Сначала маменьки сопровождали дочерей на уроки; когда же они ближе познакомились со взглядами учителя и оценили его старания заслужить их доверие, они стали посылать к нему своих дочек и одних. В замыслы художника входило открыть доступ в мастерскую только для барышень из богатых, почтенных семейств, ибо он опасался нареканий по поводу состава учениц. Сервен отказывался принимать в мастерскую даже желающих стать профессиональными живописцами девушек, им ведь надлежало дать хоть кое-какие познания, потому что без них художнику проявить свой талант невозможно. Мало-помалу житейская мудрость Сервена, его непревзойденное умение приобщать учениц к тайнам искусства, уверенность матерей в том, что дочки находятся в обществе благовоспитанных девиц, спокойствие, которое внушали характер, нравственные устои и семейная жизнь художника, — все это заслужило ему великую славу в салонах.
Если барышня выражала желание учиться живописи или рисованию и если ее маменька обращалась к кому-нибудь за советом, то на это неизменно следовало:
— Пошлите ее к Сервену!
Итак, Сервен стал специалистом по части дамской живописи, как Эрбо — в шляпном деле, Леруа — в модах, а Шеве — в гастрономии. Было признано, что молодая дама, прошедшая курс обучения у Сервена, может вынести окончательный приговор любой картине Луврского музея, в совершенстве писать портреты, сделать копию и нарисовать жанровую картинку. Таким образом, этот художник угождал всем требованиям аристократии. Однако, несмотря на свои связи с парижской знатью, он умел держаться независимо, был патриотом и со всеми сохранял тот легкий, остроумный, подчас иронический тон, ту свободу суждения, которые отличают художника.
В своих заботах о репутации учениц Сервен придумал даже меры предосторожности, касающиеся устройства мастерской. Вход в мансарду, расположенную над его комнатами, замуровали. Попасть в сей укромный приют, столь же священный, как гарем, можно было только по внутренней лестнице, через квартиру Сервена.
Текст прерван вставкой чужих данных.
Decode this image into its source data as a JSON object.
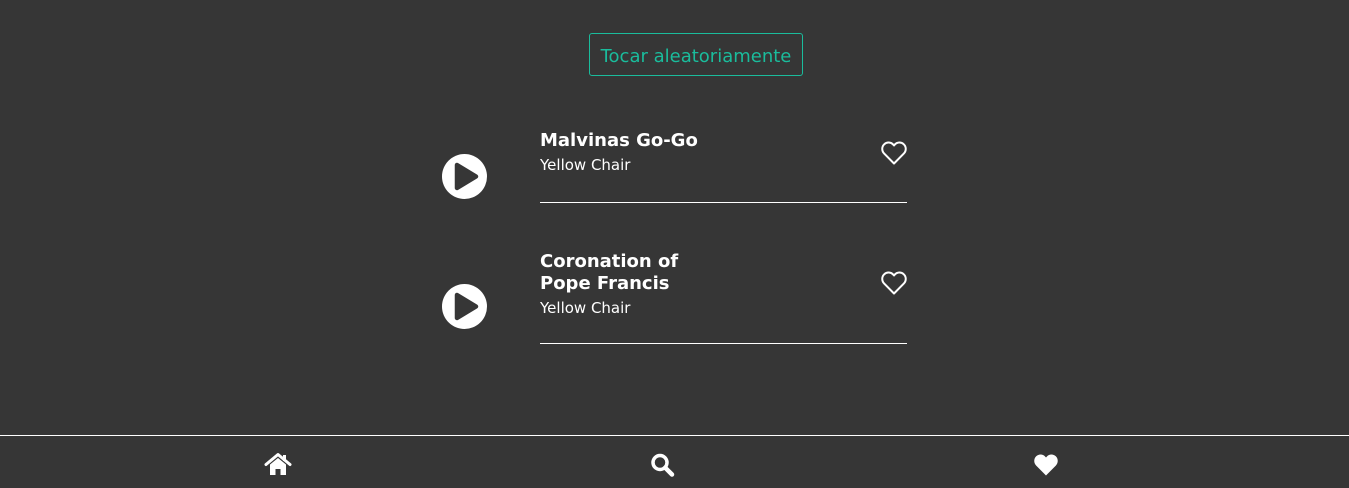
{
  "shuffle": {
    "label": "Tocar aleatoriamente"
  },
  "tracks": [
    {
      "title": "Malvinas Go-Go",
      "artist": "Yellow Chair",
      "favorite": false,
      "play_icon": "play-circle-icon",
      "favorite_icon": "heart-outline-icon"
    },
    {
      "title": "Coronation of Pope Francis",
      "artist": "Yellow Chair",
      "favorite": false,
      "play_icon": "play-circle-icon",
      "favorite_icon": "heart-outline-icon"
    }
  ],
  "nav": {
    "items": [
      {
        "icon": "home-icon"
      },
      {
        "icon": "search-icon"
      },
      {
        "icon": "heart-icon"
      }
    ]
  },
  "colors": {
    "background": "#363636",
    "accent": "#1abc9c",
    "foreground": "#ffffff"
  }
}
Мастерская, занимавшая весь верх дома, была гигантских размеров; такие мастерские неизменно поражают любопытных посетителей, когда, поднявшись на шестьдесят футов от земли, они открывают, что художник живет отнюдь не в водосточной трубе.
Эта своеобразная галерея была залита светом, бившим из огромных многостворчатых окон с большими зелеными шторами, с помощью которых художник регулирует освещение. Бесчисленное множество карикатур, эскизов, сделанных кистью или вырезанных ножом, покрывало стены, выкрашенные в темно-серый цвет, и могло служить доказательством того, что даже самые благовоспитанные девицы совершенно так же, как мужчины, способны на озорство, отличаясь от них только способом выражения.
Маленькая печурка с длинными трубами, описывавшими перед дымоходом в потолке головокружительный зигзаг, была неизбежным украшением мастерской. Вдоль стен тянулась дощатая полка, где как попало были свалены гипсовые фигуры, большей частью покрытые желтоватой пылью. Под этой полкой виднелись различные модели: здесь маска Ниобеи
[2]
, повиснув на гвозде, являла миру свою скорбь; там улыбалась Венера; то вдруг возникала рука, напоминая руку нищего, протянутую за подаянием; пожелтевшие от дыма гипсовые слепки были похожи на человеческие останки, только что исторгнутые из гробов; наконец, картины, эскизы, манекены, холсты без рам и рамы без холстов завершали хаотический облик этой мансарды, превращая ее в мастерскую художника, всегда отличающуюся странной смесью декоративности с наготой, нищеты с богатством, аккуратности с неряшеством. Этот огромный храм, где все кажется маленьким, даже человек, напоминает кулисы Оперы; здесь вы найдете и старое тряпье, и золоченые доспехи, и лоскутья материи, и машины; но есть в этом некое величие — величие мысли: здесь соседствуют гений и смерть; Диана или Аполлон — подле человеческого черепа или скелета; красота и распад, поэзия и действительность; яркие краски, окутанные тьмой, — часто за всем этим скрывается настоящая драма, застывшая и безмолвная. Разве эта картина не символ внутренней жизни художника?